2.Aux termes de l’art. 398 al. 2 CPP, la juridiction d’appel jouit
d’un plein pouvoir d’examen sur tous les points attaqués du jugement.
L'appel doit permettre un nouvel examen au fond par la juridiction d'appel.
Celle-ci ne doit pas se borner à rechercher les erreurs du juge précédent
et à critiquer le jugement de ce dernier; elle doit tenir ses propres débats
et prendre sa décision sous sa responsabilité et selon sa libre conviction,
qui doit reposer sur le dossier et sa propre administration des preuves.
L'appel tend à la répétition de l'examen des faits et au prononcé d'un
nouveau jugement (Luzius Eugster, in: Basler Kommentar, Schweizerische
Strafprozessordnung, 2011, n. 1 ad art. 398 CPP). L'immédiateté des
preuves ne s'impose toutefois pas en instance d'appel. Selon l'art. 389 al.
1 CPP, la procédure d'appel se fonde sur les preuves administrées pendant
la procédure préliminaire et la procédure de première instance. La
juridiction d'appel administre, d'office ou à la demande d'une partie, les
preuves complémentaires nécessaires au traitement de l'appel (art. 389
al. 3 CPP ; TF 6B_78/2012 du 27 août 2012 c. 3.1).

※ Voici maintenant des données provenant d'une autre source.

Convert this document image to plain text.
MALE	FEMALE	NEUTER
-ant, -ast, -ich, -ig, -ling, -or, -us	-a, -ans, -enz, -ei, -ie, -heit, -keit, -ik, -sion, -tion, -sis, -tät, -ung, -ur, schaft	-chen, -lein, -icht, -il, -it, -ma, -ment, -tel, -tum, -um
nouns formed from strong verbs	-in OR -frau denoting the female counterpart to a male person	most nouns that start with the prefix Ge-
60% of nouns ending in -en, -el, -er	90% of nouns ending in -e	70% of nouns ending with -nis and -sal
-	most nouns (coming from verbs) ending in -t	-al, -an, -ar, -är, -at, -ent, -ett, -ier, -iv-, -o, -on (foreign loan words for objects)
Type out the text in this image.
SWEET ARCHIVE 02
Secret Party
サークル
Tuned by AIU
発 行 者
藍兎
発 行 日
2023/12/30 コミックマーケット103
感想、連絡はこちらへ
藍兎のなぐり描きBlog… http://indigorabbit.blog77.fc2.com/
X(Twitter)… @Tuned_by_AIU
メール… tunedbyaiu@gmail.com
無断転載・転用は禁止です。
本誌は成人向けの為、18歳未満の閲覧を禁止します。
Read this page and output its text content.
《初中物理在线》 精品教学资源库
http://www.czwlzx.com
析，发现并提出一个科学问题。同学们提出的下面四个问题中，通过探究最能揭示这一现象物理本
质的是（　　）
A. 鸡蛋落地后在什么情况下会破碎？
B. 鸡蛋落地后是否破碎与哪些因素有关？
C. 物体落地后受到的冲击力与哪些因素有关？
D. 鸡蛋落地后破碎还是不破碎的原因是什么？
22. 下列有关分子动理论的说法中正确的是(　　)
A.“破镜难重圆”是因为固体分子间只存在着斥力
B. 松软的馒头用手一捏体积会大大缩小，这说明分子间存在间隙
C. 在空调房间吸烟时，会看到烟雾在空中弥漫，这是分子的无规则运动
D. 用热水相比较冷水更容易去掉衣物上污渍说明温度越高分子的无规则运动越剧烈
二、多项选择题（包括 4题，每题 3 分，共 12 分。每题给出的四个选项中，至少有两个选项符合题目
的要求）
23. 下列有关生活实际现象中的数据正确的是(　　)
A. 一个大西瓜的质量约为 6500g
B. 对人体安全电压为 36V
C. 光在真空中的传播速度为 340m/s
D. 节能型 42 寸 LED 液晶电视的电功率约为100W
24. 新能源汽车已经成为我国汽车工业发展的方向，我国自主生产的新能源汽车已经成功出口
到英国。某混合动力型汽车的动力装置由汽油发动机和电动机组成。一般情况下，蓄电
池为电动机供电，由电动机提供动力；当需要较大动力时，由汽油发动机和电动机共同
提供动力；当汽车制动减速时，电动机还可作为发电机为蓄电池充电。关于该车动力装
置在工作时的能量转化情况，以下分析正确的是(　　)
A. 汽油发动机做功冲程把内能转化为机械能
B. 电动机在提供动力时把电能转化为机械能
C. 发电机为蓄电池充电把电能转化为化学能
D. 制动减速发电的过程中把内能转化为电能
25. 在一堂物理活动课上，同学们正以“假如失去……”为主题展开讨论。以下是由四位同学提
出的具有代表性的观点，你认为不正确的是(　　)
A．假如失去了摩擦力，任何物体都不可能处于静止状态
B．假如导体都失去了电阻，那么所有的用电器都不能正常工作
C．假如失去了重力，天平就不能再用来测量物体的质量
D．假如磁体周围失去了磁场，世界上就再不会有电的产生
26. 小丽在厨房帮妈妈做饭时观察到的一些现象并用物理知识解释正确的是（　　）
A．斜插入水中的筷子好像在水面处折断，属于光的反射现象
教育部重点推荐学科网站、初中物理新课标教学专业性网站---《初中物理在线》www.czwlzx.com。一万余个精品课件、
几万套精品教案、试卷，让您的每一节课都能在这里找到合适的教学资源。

3.T.________ conteste les faits retenus à sa charge, à l'exception
de sa consommation de stupéfiants quotidienne, de l'été à la fin de
l'année 2011. L'appelant nie en particulier avoir fait preuve de violence
envers R.________, soulignant qu'il n'existe aucune preuve de violence
physique dans le cas particulier, que les témoins entendus sont tous des
proches de la victime et que la photographie figurant au dossier (cf. P. 9)
n'a pas été prise à la date indiquée par la plaignante.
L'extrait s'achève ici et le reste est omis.